Die meisten Politiker sind, wenn einmal die Kameras ausgeschaltet sind, andere Menschen. Bei Kickl ist das nicht so. Zwar werden die Worte weniger harsch, doch bleibt der eisern disziplinierte Freiheitlichen-Chef stets professionell distanziert. Anbiederungen an Medien oder Prominente interessieren Kickl im Gegensatz zu Haider und Strache nicht. Das Bad im Volk gehört übrigens nicht zu seinen politischen Lieblingsdisziplinen, ist mehr Pflichtübung als Vergnügen. Sein Privatleben, verheiratet und Vater eines Sohnes, hält er komplett bedeckt.
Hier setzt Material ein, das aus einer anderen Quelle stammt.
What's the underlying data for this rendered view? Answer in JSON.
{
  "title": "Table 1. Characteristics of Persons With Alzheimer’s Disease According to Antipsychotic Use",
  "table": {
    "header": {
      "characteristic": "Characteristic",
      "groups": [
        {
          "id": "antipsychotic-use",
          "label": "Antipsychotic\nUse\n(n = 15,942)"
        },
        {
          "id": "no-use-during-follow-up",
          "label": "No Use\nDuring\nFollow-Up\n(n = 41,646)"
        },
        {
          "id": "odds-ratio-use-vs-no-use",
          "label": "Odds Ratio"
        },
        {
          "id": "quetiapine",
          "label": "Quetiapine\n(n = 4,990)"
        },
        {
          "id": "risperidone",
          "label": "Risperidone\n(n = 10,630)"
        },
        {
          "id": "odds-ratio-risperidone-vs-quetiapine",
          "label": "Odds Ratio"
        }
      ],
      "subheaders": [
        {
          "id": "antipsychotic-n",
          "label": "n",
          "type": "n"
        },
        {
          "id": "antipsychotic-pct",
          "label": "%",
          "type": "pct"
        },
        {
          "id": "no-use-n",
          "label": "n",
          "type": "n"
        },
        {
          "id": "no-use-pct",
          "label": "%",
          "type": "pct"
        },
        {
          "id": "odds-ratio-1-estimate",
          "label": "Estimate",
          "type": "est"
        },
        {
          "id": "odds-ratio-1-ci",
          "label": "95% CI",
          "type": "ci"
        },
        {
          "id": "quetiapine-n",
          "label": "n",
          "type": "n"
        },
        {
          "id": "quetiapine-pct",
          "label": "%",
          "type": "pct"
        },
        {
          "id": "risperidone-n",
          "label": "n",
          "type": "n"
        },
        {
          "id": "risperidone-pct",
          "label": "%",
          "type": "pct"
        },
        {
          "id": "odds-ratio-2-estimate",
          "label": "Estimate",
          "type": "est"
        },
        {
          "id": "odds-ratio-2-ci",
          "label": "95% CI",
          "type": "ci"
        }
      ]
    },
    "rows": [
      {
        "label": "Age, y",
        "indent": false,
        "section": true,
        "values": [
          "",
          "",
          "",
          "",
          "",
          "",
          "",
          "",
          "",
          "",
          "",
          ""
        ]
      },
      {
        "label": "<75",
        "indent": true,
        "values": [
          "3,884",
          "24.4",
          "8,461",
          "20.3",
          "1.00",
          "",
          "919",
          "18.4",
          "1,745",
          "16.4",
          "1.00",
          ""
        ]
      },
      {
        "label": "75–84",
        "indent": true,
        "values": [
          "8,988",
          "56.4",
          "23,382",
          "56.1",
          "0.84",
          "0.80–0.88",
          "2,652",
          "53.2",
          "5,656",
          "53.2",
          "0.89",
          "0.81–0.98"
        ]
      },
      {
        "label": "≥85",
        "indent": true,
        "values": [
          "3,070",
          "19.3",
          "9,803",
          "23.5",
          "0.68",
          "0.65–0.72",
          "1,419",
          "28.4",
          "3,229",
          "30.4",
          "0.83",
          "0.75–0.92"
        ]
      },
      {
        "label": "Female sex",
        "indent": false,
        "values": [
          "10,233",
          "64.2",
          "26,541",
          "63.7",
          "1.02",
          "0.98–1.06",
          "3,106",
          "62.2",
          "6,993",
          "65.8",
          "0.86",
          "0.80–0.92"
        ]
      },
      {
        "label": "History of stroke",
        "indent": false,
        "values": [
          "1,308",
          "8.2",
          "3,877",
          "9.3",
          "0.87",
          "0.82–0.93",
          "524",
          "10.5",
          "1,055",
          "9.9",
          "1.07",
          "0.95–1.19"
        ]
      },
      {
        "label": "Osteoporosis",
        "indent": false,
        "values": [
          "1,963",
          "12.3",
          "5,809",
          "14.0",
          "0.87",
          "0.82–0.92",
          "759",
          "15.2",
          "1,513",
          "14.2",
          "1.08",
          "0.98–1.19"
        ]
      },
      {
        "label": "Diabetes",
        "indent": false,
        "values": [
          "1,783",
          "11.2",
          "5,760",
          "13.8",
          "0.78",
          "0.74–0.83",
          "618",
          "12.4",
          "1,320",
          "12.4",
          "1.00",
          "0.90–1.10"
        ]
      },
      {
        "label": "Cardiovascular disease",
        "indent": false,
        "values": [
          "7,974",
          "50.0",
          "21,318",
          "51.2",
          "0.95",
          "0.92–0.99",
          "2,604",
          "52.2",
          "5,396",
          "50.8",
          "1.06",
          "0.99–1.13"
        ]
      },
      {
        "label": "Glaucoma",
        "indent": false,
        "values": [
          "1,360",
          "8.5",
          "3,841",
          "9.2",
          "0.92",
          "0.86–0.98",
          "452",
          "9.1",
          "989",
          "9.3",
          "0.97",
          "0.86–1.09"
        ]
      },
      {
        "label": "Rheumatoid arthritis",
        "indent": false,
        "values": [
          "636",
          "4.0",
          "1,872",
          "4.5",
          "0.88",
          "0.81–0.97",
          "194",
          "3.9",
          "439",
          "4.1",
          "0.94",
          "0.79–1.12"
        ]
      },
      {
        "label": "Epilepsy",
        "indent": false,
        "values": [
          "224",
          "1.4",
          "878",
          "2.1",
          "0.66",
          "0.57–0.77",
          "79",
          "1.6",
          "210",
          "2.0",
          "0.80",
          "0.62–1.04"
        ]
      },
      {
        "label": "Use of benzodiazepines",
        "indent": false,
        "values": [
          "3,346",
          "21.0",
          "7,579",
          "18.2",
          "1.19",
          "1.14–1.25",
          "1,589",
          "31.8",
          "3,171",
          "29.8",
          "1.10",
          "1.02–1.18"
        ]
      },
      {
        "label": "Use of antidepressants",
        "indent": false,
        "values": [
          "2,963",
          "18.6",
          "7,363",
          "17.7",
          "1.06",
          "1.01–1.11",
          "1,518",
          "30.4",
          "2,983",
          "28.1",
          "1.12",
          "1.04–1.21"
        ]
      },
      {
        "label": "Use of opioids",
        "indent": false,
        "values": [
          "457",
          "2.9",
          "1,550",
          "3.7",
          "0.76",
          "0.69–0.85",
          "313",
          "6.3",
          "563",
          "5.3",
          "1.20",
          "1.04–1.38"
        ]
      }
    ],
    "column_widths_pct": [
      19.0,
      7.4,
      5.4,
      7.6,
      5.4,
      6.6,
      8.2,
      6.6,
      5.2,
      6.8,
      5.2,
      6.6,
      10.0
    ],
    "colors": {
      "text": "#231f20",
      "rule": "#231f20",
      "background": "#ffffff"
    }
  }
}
Viel mehr, als dass er durch Österreichs Berge klettert und in Niederösterreich wohnt, weiß man vom privaten Kickl nicht.
FP-Chef adressierte schon im Wahlkampf die ÖVP
Aufgewachsen ist der FPÖ-Obmann in einer Arbeiter-Familie, Sozialthemen galt so lange auch seine politische Leidenschaft. Während ihn von der Volkspartei schon vor der gemeinsamen Regierungserfahrung eine gehörige Distanz trennte, hätte Kickl wohl gerne ein Bündnis mit den Sozialdemokraten geschmiedet. Doch ist er Realo genug zu wissen, dass dies in absehbarer Zeit kaum machbar erscheint. So adressierte der FP-Chef dann in diesem Wahlkampf auch die ÖVP, als er ein Wirtschaftsprogramm vorlegen ließ, das wohl auch in der Industriellenvereinigung einige die Zunge schnalzen ließ.
Ob das ausreicht, die Volkspartei von ihrem Nein zu einem "Volkskanzler" Kickl abzubringen, werden die kommenden Wochen zeigen. Eines scheint jedenfalls fix. Der Partei zuliebe zurückziehen wird sich der bald 56-Jährige wohl nicht, jetzt, wo er die FPÖ in lichte Höhen zurückgeführt hat.